Monday, 3 Oct 2022

Symptoms of heatstroke that you could so easily miss

Britons have been warned of the health impacts of extreme temperatures as a heatwave takes hold.

By Friday afternoon, temperatures are to soar as high as 35C in southern areas of the UK, which will be hotter than some places in the Caribbean. 

A four-day amber warning for extreme heat from the Met Office is in place for much of England and Wales until Sunday, with warnings of health impacts.

That means there is an increased risk of heat stroke and heat exhaustion which usually happen during a heatwave or in an exceptionally hot climate.
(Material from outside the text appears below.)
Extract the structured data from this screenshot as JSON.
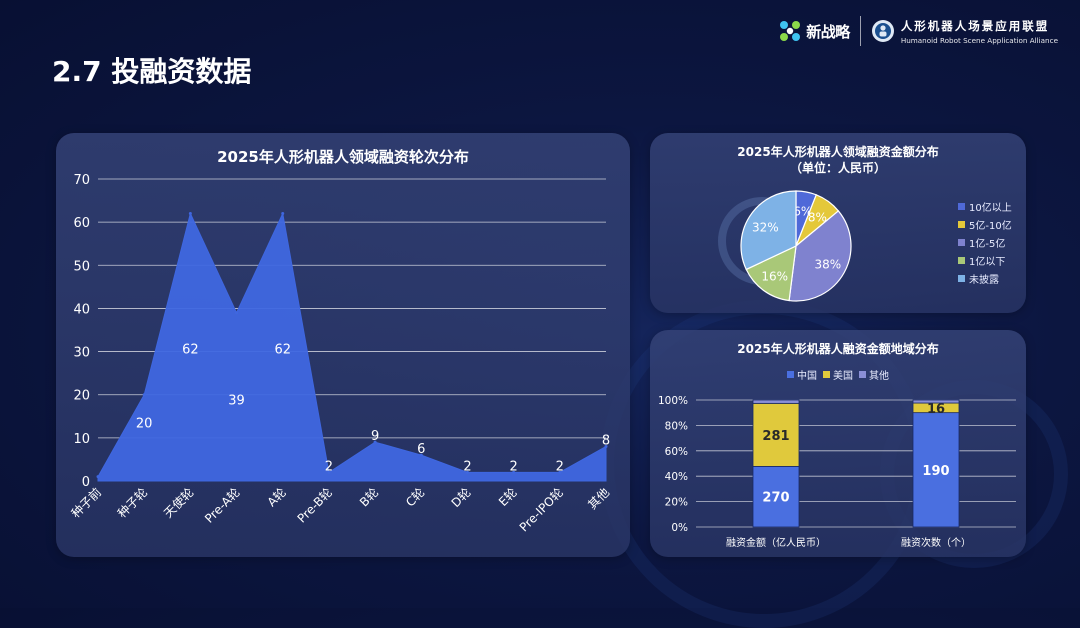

Here’s how to recognise the symptoms of these conditions and what to do if someone you know appears to be suffering from them.

What is heat exhaustion?

Heat exhaustion occurs when your body loses too much salt and water, causing you to feel unwell.

If left untreated, heat exhaustion can lead to heat stroke.

If it turns into heat stroke, it needs to be treated as an emergency.

According to the NHS, symptoms include:

  • a headache
  • dizziness and confusion
  • loss of appetite and feeling sick
  • excessive sweating and pale, clammy skin
  • cramps in the arms, legs and stomach
  • fast breathing or pulse
  • a high temperature of 38C or above
  • being very thirsty

What is heat stroke?

This is when the body can no longer cool itself down, resulting in your body temperature becoming higher than usual.

Heat stroke is different to sun stroke as this is a result of hot weather rather than being caused by too much exposure to the sun.

Heat stroke can be very dangerous as it puts pressure on the brain, heart, lungs, liver and kidneys. It can be life-threatening too.

A body temperature of 40°C or above is also a sign of heat stroke, advises the NHS.

According to the NHS, symptoms include:

  • Feeling confused
  • No sweating
  • Temperature over 40C, dry skin
  • Nausea or vomiting
  • Losing consciousness or seizures or convulsions

The NHS advises anyone experiencing heat exhaustion symptoms to cool down, by using ice packs on the skin, drinking plenty of water and ideally lying down in a cool place with their feet slightly elevated.

You should wait 30 minutes to see if the person still feels unwell with the symptoms mentioned above which could mean they have heat stroke.

This is a medical emergency requiring a 999 call.